Bei wolkenlosem Himmel begaben sich 27 ! Wanderer, darunter 13 Gäste auf die Suche nach den ersten Märzenbechern. Start war am Parkplatz des Schäferhundevereins im Riedental. Am Nägelesfelsen grüßten schon die ersten grün-weißen Teppiche am Waldboden. Auf dem Weiterweg nach Sotzenhausen waren die Hänge dicht bestückt mit den Frühlingsboten und  schöne Kelchbecherlinge leuchteten rot am Boden.

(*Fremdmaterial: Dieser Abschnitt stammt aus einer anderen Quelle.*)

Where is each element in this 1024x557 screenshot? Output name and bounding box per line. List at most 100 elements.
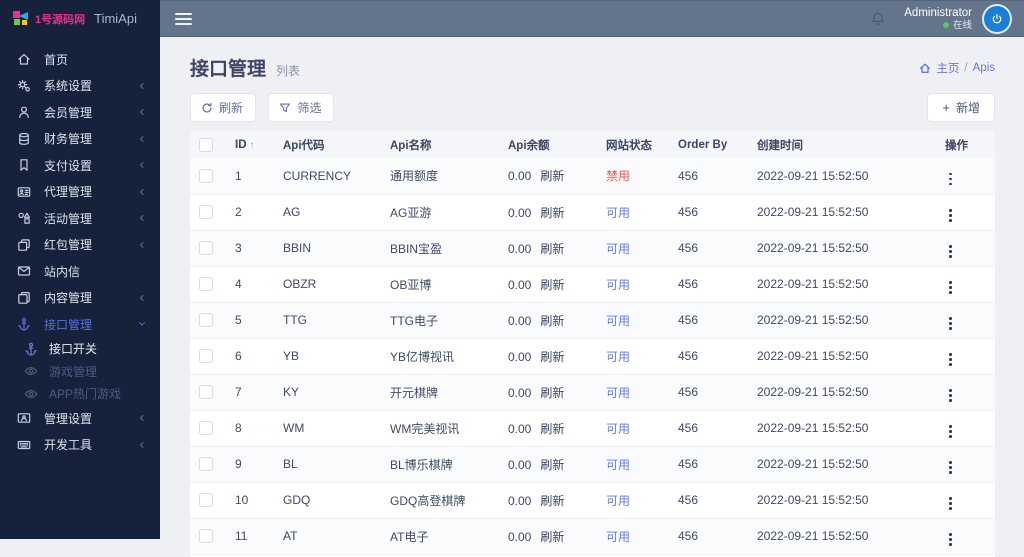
- sidebar-item-label: APP热门游戏: [49, 387, 122, 402]
- sidebar-item-home[interactable]: 首页: [0, 46, 160, 73]
- row-actions-button[interactable]: [945, 495, 956, 512]
- sidebar-item-label: 开发工具: [44, 438, 93, 453]
- sidebar-item-content[interactable]: 内容管理: [0, 285, 160, 312]
- sidebar-item-finance[interactable]: 财务管理: [0, 126, 160, 153]
- balance-refresh-link[interactable]: 刷新: [540, 206, 564, 220]
- cell-api-balance: 0.00 刷新: [501, 518, 599, 555]
- cell-site-status: 可用: [599, 194, 671, 231]
- chevron-left-icon: [137, 440, 147, 450]
- sidebar-subitem-app-hot-games[interactable]: APP热门游戏: [0, 383, 160, 406]
- balance-value: 0.00: [508, 169, 532, 184]
- cell-actions: [938, 482, 995, 519]
- table-row: 5 TTG TTG电子 0.00 刷新 可用 456 2022-09-21 15:…: [190, 302, 995, 339]
- balance-refresh-link[interactable]: 刷新: [540, 350, 564, 364]
- sidebar-item-payment-settings[interactable]: 支付设置: [0, 152, 160, 179]
- row-actions-button[interactable]: [945, 387, 956, 404]
- row-actions-button[interactable]: [945, 315, 956, 332]
- sidebar-item-system-settings[interactable]: 系统设置: [0, 73, 160, 100]
- row-actions-button[interactable]: [945, 279, 956, 296]
- balance-refresh-link[interactable]: 刷新: [540, 278, 564, 292]
- cell-order-by: 456: [671, 302, 750, 339]
- row-checkbox[interactable]: [199, 529, 213, 544]
- row-checkbox[interactable]: [199, 385, 213, 400]
- menu-icon[interactable]: [175, 10, 192, 28]
- cell-actions: [938, 338, 995, 375]
- row-actions-button[interactable]: [945, 207, 956, 224]
- row-checkbox[interactable]: [199, 349, 213, 364]
- refresh-icon: [201, 102, 213, 114]
- cell-site-status: 可用: [599, 446, 671, 483]
- cell-id: 3: [228, 230, 276, 267]
- bell-icon[interactable]: [870, 11, 886, 27]
- refresh-button[interactable]: 刷新: [190, 93, 257, 122]
- row-actions-button[interactable]: [945, 171, 956, 188]
- sidebar-item-label: 站内信: [44, 264, 81, 279]
- sidebar-item-api-management[interactable]: 接口管理: [0, 311, 160, 338]
- cell-created-at: 2022-09-21 15:52:50: [750, 194, 938, 231]
- avatar[interactable]: [982, 3, 1012, 34]
- balance-refresh-link[interactable]: 刷新: [540, 314, 564, 328]
- filter-button[interactable]: 筛选: [268, 93, 335, 122]
- brand-logo[interactable]: 1号源码网 TimiApi: [0, 0, 160, 37]
- cell-id: 8: [228, 410, 276, 447]
- main-content: 接口管理 列表 主页 / Apis 刷新 筛选 + 新增 ID ↑ Api代码 …: [160, 37, 1024, 557]
- cell-actions: [938, 518, 995, 555]
- balance-refresh-link[interactable]: 刷新: [540, 530, 564, 544]
- table-card: ID ↑ Api代码 Api名称 Api余额 网站状态 Order By 创建时间…: [190, 131, 995, 557]
- balance-refresh-link[interactable]: 刷新: [540, 242, 564, 256]
- table-row: 8 WM WM完美视讯 0.00 刷新 可用 456 2022-09-21 15:…: [190, 410, 995, 447]
- balance-refresh-link[interactable]: 刷新: [540, 422, 564, 436]
- breadcrumb-home-link[interactable]: 主页: [936, 60, 959, 76]
- user-menu[interactable]: Administrator 在线: [904, 7, 972, 31]
- row-actions-button[interactable]: [945, 423, 956, 440]
- balance-value: 0.00: [508, 241, 532, 256]
- cell-order-by: 456: [671, 230, 750, 267]
- sidebar-item-members[interactable]: 会员管理: [0, 99, 160, 126]
- row-checkbox[interactable]: [199, 421, 213, 436]
- sidebar-item-agents[interactable]: 代理管理: [0, 179, 160, 206]
- row-checkbox[interactable]: [199, 457, 213, 472]
- balance-refresh-link[interactable]: 刷新: [540, 458, 564, 472]
- app-name: TimiApi: [94, 11, 137, 26]
- row-checkbox[interactable]: [199, 205, 213, 220]
- bookmark-icon: [17, 158, 31, 172]
- status-badge: 可用: [606, 277, 631, 292]
- sidebar: 1号源码网 TimiApi 首页 系统设置 会员管理 财务管理 支付设置 代理管…: [0, 0, 160, 539]
- row-actions-button[interactable]: [945, 459, 956, 476]
- row-actions-button[interactable]: [945, 531, 956, 548]
- cell-api-code: AG: [276, 194, 383, 231]
- sidebar-item-admin-settings[interactable]: 管理设置: [0, 405, 160, 432]
- cell-api-balance: 0.00 刷新: [501, 338, 599, 375]
- table-row: 1 CURRENCY 通用额度 0.00 刷新 禁用 456 2022-09-21…: [190, 158, 995, 195]
- chevron-left-icon: [137, 213, 147, 223]
- add-button[interactable]: + 新增: [927, 93, 995, 122]
- row-actions-button[interactable]: [945, 351, 956, 368]
- sidebar-item-dev-tools[interactable]: 开发工具: [0, 432, 160, 459]
- sidebar-subitem-game-management[interactable]: 游戏管理: [0, 360, 160, 383]
- sidebar-item-label: 支付设置: [44, 158, 93, 173]
- breadcrumb-current[interactable]: Apis: [973, 62, 995, 74]
- select-all-checkbox[interactable]: [199, 137, 213, 152]
- sidebar-item-activities[interactable]: 活动管理: [0, 205, 160, 232]
- balance-refresh-link[interactable]: 刷新: [540, 169, 564, 183]
- column-header-id[interactable]: ID ↑: [228, 131, 276, 158]
- row-checkbox[interactable]: [199, 493, 213, 508]
- sidebar-item-messages[interactable]: 站内信: [0, 258, 160, 285]
- cell-site-status: 可用: [599, 302, 671, 339]
- sidebar-item-red-packets[interactable]: 红包管理: [0, 232, 160, 259]
- row-checkbox[interactable]: [199, 277, 213, 292]
- balance-refresh-link[interactable]: 刷新: [540, 494, 564, 508]
- balance-refresh-link[interactable]: 刷新: [540, 386, 564, 400]
- row-checkbox[interactable]: [199, 241, 213, 256]
- cell-api-code: YB: [276, 338, 383, 375]
- row-checkbox[interactable]: [199, 313, 213, 328]
- cell-api-balance: 0.00 刷新: [501, 230, 599, 267]
- row-actions-button[interactable]: [945, 243, 956, 260]
- row-checkbox[interactable]: [199, 169, 213, 184]
- cell-api-name: 通用额度: [383, 158, 501, 195]
- column-header-actions: 操作: [938, 131, 995, 158]
- sidebar-subitem-api-switch[interactable]: 接口开关: [0, 338, 160, 361]
- cell-api-balance: 0.00 刷新: [501, 374, 599, 411]
- chevron-left-icon: [137, 134, 147, 144]
- breadcrumb-separator: /: [964, 61, 968, 74]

Beim Quellbiotop vor Sotzenhausen wurde der Brunnentrog der ehemaligen Jungviehweide des Blaubeurer Fleckviehzuchtverbandes besichtigt. Die Weidefläche selbst ist inzwischen dem Gesteinsabbau des Steinbruches Vohenbronnen zum Opfer gefallen. Wanderführerin Gerburg Buck gab einen kleinen Abriss der 40jährigen Geschichte dieser Gemeinschaftsweide für Jungrinder und Fohlen.

Die Wohnsiedlung Sotzenhausen ist über 1250 Jahre alt und damit eine der ältesten Siedlungen, und auch die kleinste im Alb-Donau-Kreis.

Danach konnten die Wanderer über den Steinbruch hinweg nach Süden in die Ferne schauen bis zum Liebherr Kranenwerk. Der Bussen blieb leider im Dunst verborgen. Auf angenehmem Waldweg ging es über den Hilzberg zurück zum Parkplatz. Danach kehrte die fröhliche Wandergesellschaft in Pappelau in der Sonne zu Kaffee, Kuchen und Vesper ein.